In Griffin v. United States (1995), a federal district court recognized that the Domestic Emoluments Clause “addressed the Framers’ concern that the President should not have the ability to convert his or her office for profit.”31 However, the court also found that the clause “does not bar the award of compensation.” This provision applies while a President is in office, but the clause “would not be violated because Mr. Nixon would receive compensation subsequent to the expiration of his term of office.”32 Any “proceeds derived from the sale of Mr. Nixon’s presidential papers do not constitute an emolument.”33 Past Presidents had negotiated “fancy sums” for “lucrative library deals,” and the Library of Congress has “authorized purchases” of materials from Presidents.34 The court declined to address whether “a sitting President could sell his or her papers while in office” because those facts were not presented.35

Griffin is in some tension with an earlier district court decision, Nixon v. Sampson (1975).36 That case held that Nixon’s materials from the White House were “directly related to the performance of the Office of the President and are of incalculable value.” The judge ruled that it would violate the Domestic Emoluments Clause if the President was “given or . . . permitted to assert a personal right to such materials.” Nixon argued that this material was “not an emolument because his right of ownership does not come into existence until he leaves office.”37 The court rejected this argument: “[I]f [Nixon’s] claim of ownership does not come into existence until he leaves office, then it can only be concluded that while he is in office the documents, papers, tapes and other materials were government property.” Sampson was later vacated, and Griffin did not cite Sampson.

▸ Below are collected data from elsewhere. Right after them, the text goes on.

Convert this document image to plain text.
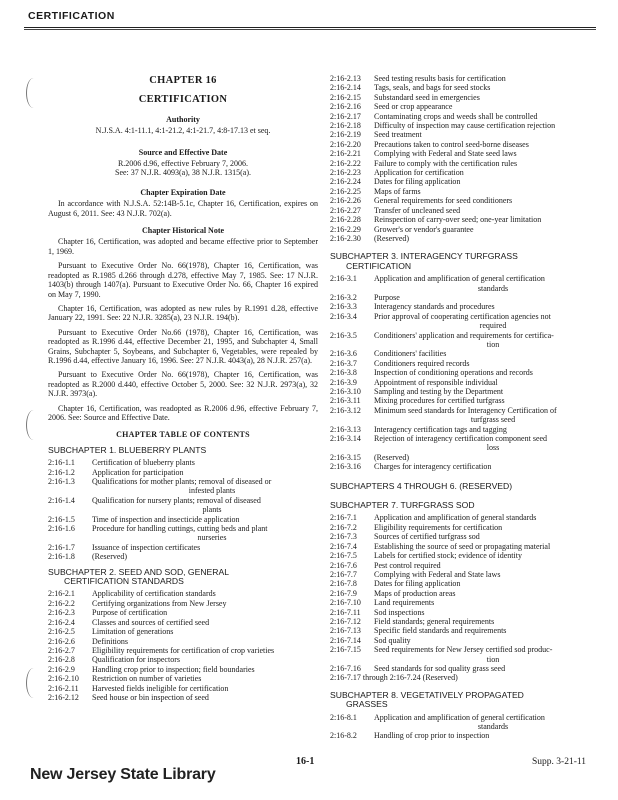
CERTIFICATION
CHAPTER 16
CERTIFICATION
Authority
N.J.S.A. 4:1-11.1, 4:1-21.2, 4:1-21.7, 4:8-17.13 et seq.
Source and Effective Date
R.2006 d.96, effective February 7, 2006.
See: 37 N.J.R. 4093(a), 38 N.J.R. 1315(a).
Chapter Expiration Date

In accordance with N.J.S.A. 52:14B-5.1c, Chapter 16, Certification, expires on August 6, 2011. See: 43 N.J.R. 702(a).

Chapter Historical Note

Chapter 16, Certification, was adopted and became effective prior to September 1, 1969.

Pursuant to Executive Order No. 66(1978), Chapter 16, Certification, was readopted as R.1985 d.266 through d.278, effective May 7, 1985. See: 17 N.J.R. 1403(b) through 1407(a). Pursuant to Executive Order No. 66, Chapter 16 expired on May 7, 1990.

Chapter 16, Certification, was adopted as new rules by R.1991 d.28, effective January 22, 1991. See: 22 N.J.R. 3285(a), 23 N.J.R. 194(b).

Pursuant to Executive Order No.66 (1978), Chapter 16, Certification, was readopted as R.1996 d.44, effective December 21, 1995, and Subchapter 4, Small Grains, Subchapter 5, Soybeans, and Subchapter 6, Vegetables, were repealed by R.1996 d.44, effective January 16, 1996. See: 27 N.J.R. 4043(a), 28 N.J.R. 257(a).

Pursuant to Executive Order No. 66(1978), Chapter 16, Certification, was readopted as R.2000 d.440, effective October 5, 2000. See: 32 N.J.R. 2973(a), 32 N.J.R. 3973(a).

Chapter 16, Certification, was readopted as R.2006 d.96, effective February 7, 2006. See: Source and Effective Date.

CHAPTER TABLE OF CONTENTS
SUBCHAPTER 1. BLUEBERRY PLANTS
2:16-1.1	Certification of blueberry plants
2:16-1.2	Application for participation
2:16-1.3	Qualifications for mother plants; removal of diseased or
infested plants
2:16-1.4	Qualification for nursery plants; removal of diseased
plants
2:16-1.5	Time of inspection and insecticide application
2:16-1.6	Procedure for handling cuttings, cutting beds and plant
nurseries
2:16-1.7	Issuance of inspection certificates
2:16-1.8	(Reserved)
SUBCHAPTER 2. SEED AND SOD, GENERAL
CERTIFICATION STANDARDS
2:16-2.1	Applicability of certification standards
2:16-2.2	Certifying organizations from New Jersey
2:16-2.3	Purpose of certification
2:16-2.4	Classes and sources of certified seed
2:16-2.5	Limitation of generations
2:16-2.6	Definitions
2:16-2.7	Eligibility requirements for certification of crop varieties
2:16-2.8	Qualification for inspectors
2:16-2.9	Handling crop prior to inspection; field boundaries
2:16-2.10	Restriction on number of varieties
2:16-2.11	Harvested fields ineligible for certification
2:16-2.12	Seed house or bin inspection of seed
2:16-2.13	Seed testing results basis for certification
2:16-2.14	Tags, seals, and bags for seed stocks
2:16-2.15	Substandard seed in emergencies
2:16-2.16	Seed or crop appearance
2:16-2.17	Contaminating crops and weeds shall be controlled
2:16-2.18	Difficulty of inspection may cause certification rejection
2:16-2.19	Seed treatment
2:16-2.20	Precautions taken to control seed-borne diseases
2:16-2.21	Complying with Federal and State seed laws
2:16-2.22	Failure to comply with the certification rules
2:16-2.23	Application for certification
2:16-2.24	Dates for filing application
2:16-2.25	Maps of farms
2:16-2.26	General requirements for seed conditioners
2:16-2.27	Transfer of uncleaned seed
2:16-2.28	Reinspection of carry-over seed; one-year limitation
2:16-2.29	Grower's or vendor's guarantee
2:16-2.30	(Reserved)
SUBCHAPTER 3. INTERAGENCY TURFGRASS
CERTIFICATION
2:16-3.1	Application and amplification of general certification
standards
2:16-3.2	Purpose
2:16-3.3	Interagency standards and procedures
2:16-3.4	Prior approval of cooperating certification agencies not
required
2:16-3.5	Conditioners' application and requirements for certifica-
tion
2:16-3.6	Conditioners' facilities
2:16-3.7	Conditioners required records
2:16-3.8	Inspection of conditioning operations and records
2:16-3.9	Appointment of responsible individual
2:16-3.10	Sampling and testing by the Department
2:16-3.11	Mixing procedures for certified turfgrass
2:16-3.12	Minimum seed standards for Interagency Certification of
turfgrass seed
2:16-3.13	Interagency certification tags and tagging
2:16-3.14	Rejection of interagency certification component seed
loss
2:16-3.15	(Reserved)
2:16-3.16	Charges for interagency certification
SUBCHAPTERS 4 THROUGH 6. (RESERVED)
SUBCHAPTER 7. TURFGRASS SOD
2:16-7.1	Application and amplification of general standards
2:16-7.2	Eligibility requirements for certification
2:16-7.3	Sources of certified turfgrass sod
2:16-7.4	Establishing the source of seed or propagating material
2:16-7.5	Labels for certified stock; evidence of identity
2:16-7.6	Pest control required
2:16-7.7	Complying with Federal and State laws
2:16-7.8	Dates for filing application
2:16-7.9	Maps of production areas
2:16-7.10	Land requirements
2:16-7.11	Sod inspections
2:16-7.12	Field standards; general requirements
2:16-7.13	Specific field standards and requirements
2:16-7.14	Sod quality
2:16-7.15	Seed requirements for New Jersey certified sod produc-
tion
2:16-7.16	Seed standards for sod quality grass seed
2:16-7.17 through 2:16-7.24 (Reserved)
SUBCHAPTER 8. VEGETATIVELY PROPAGATED
GRASSES
2:16-8.1	Application and amplification of general certification
standards
2:16-8.2	Handling of crop prior to inspection
New Jersey State Library
16-1	Supp. 3-21-11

The issue of who owns the the President’s papers is not a settled question. When an issue is not yet settled by the Supreme Court, the only way to resolve the issue is what I call the Nike approach: “Just do it!” The executive concludes that the PRA is unconstitutional, stops voluntarily complying with it, and waits to be sued. Without such affirmative action, the President will forever be bound by the leadership of Jimmy Carter. In CASA, the Solicitor General stated clearly that lower courts cannot universally bind the executive branch, but the Supreme Court can. And now, the issue will race to SCOTUS.

In other news, the litigation filed by American Oversight to block the implementation of the OLC opinion hit a stumbling block. The group attempted to judge shop the case to Judge Howell, a friendly forum. They listed this case as “related” to a pre-existing case before Judge Howell involving FOIA and DOGE. The government moved to randomly reassign the case, and Judge Howell agreed:

The only basis for relation to American Oversight asserted in plaintiffs’ Notice of Related case was that the two cases supposedly “involve common issues of fact.” See Pls.’ Not. of Related Case (checking the “common issues of fact” box). Belatedly, and somewhat surprisingly, plaintiffs now assert in response to defendants’ noticed objection to relating the two cases, that they “mistakenly selected only the box for ‘involves common issues of fact,’ and not also the box for ‘relates to common property,'” and proceed to rely first and most heavily in their opposition on the contention that these cases involve as “common property” the records sought by the plaintiff in American Oversight (the “American Oversight Records”). Pls.’ Opp’n at 1-2 & n.1.1 Neither of these prongs in D.D.C. Local Civil Rule 40.5(a)(3)(i) and (ii) provides a basis for relation.

The case was reassigned to Judge Bates.

You see, judge shopping is only bad when conservatives do it. When progressive use chicanery to draw a favored judge, there is no cause for concern. If people wanted to get serious about judge-shopping, the first area of focus is not a few single judge divisions. The rampant abuse of the “related cases” option should be the first priority.